SafeLS: Toward Building a Lockstep NOEL-V Core

Abstract

This paper presents SafeLS, an extension designed to integrate lockstep capabilities into Gaisler's NOEL-V RISC-V core for use in safety-critical systems. Lockstep architecture is employed to prevent Common Cause Failures (CCFs) by ensuring that redundant cores execute the same instructions with time staggering, preventing simultaneous identical states.
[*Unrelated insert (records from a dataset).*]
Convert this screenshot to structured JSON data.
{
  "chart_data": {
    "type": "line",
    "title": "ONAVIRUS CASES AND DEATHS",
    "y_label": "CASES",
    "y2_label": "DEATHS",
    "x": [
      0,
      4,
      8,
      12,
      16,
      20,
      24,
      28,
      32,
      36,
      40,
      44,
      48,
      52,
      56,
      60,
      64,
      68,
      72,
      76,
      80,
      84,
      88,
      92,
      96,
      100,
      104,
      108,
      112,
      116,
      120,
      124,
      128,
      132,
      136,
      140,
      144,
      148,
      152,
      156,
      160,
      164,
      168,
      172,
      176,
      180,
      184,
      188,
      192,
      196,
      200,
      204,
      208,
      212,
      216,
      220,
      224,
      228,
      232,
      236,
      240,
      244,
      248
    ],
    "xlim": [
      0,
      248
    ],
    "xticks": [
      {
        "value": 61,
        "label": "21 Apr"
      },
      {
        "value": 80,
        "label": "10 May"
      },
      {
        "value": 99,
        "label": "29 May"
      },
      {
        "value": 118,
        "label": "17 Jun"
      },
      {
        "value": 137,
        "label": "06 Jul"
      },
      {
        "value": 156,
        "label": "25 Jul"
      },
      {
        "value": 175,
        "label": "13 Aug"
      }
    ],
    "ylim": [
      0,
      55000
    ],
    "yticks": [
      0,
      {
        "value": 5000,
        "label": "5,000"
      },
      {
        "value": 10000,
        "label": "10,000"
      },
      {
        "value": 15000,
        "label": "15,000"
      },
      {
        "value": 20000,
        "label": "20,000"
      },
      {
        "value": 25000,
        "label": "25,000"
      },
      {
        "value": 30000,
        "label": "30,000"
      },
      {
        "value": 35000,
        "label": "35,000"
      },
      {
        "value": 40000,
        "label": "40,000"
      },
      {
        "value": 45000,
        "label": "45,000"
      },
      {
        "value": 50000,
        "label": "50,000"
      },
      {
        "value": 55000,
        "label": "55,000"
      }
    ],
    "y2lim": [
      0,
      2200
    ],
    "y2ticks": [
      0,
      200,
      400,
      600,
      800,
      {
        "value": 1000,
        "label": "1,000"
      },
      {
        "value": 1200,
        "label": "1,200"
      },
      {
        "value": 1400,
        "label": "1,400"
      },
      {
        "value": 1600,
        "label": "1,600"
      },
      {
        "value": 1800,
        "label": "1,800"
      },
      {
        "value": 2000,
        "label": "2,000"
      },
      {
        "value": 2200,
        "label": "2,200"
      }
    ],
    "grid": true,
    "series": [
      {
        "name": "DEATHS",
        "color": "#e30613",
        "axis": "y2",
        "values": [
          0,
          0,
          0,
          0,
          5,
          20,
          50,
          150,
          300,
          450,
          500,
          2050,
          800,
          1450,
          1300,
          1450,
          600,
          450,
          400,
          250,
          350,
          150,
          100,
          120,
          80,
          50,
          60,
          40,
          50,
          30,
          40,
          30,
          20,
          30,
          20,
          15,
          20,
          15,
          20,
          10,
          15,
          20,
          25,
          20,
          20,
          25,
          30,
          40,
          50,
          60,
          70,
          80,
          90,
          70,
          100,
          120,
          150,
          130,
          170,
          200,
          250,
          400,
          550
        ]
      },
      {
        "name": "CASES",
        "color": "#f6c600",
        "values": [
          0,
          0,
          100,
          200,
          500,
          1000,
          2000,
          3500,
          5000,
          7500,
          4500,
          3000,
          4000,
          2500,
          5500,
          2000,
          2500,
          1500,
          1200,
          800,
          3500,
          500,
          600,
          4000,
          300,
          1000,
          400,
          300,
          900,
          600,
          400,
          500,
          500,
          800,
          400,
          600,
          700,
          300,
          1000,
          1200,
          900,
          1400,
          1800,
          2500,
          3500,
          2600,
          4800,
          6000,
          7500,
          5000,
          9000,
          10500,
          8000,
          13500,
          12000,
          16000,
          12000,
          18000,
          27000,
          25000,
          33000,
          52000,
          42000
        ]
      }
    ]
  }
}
This modification allows the detection of random hardware errors caused by radiation and other electromagnetic interference through comparison of the staggered states.

Report

Key Highlights

• Safety Focus: The work targets highly reliable operation in safety-critical systems, including automotive, avionics, and space applications.
• Fault Mitigation: The primary goal is to prevent Silent Data Corruption (SDC) caused by random hardware errors (e.g., radiation, electromagnetic interference).
• CCF Prevention: The technique specifically combats Common Cause Failures (CCFs), where a single fault causes identical, and therefore undetectable, errors in redundant elements.
• Core Modification: The paper details the extension of Gaisler's RISC-V NOEL-V core to incorporate lockstep functionality, resulting in the design named SafeLS.

Technical Details

• Redundancy Scheme: Uses dual-core lockstep execution.
• Mechanism: Two independent cores execute the identical flow of instructions.
• Time Staggering: State comparison is made possible by deliberately introducing a time offset (staggering) between the execution states of the two cores.
• Purpose of Staggering: This temporal difference ensures the states are never identical simultaneously, ensuring that a single fault leads to different errors in the redundant elements, which are then detectable by comparison.
• Target Architecture: The implementation is built upon Gaisler's NOEL-V, a RISC-V processor core.

Implications

• RISC-V Ecosystem Maturity: The integration of robust, lockstep fault tolerance helps mature the RISC-V ecosystem, making it a validated candidate for high-assurance and functional safety applications (e.g., those requiring high Safety Integrity Levels).
• Commercial Viability: By providing a solution to avoid critical hardware failures in harsh environments, SafeLS enhances the appeal and trustworthiness of the NOEL-V core, especially for aerospace and defense sectors.
• Enabling Harsh Environments: This work facilitates the deployment of RISC-V processors in environments prone to radiation effects and Single Event Upsets (SEUs), such as deep space missions or critical terrestrial infrastructure.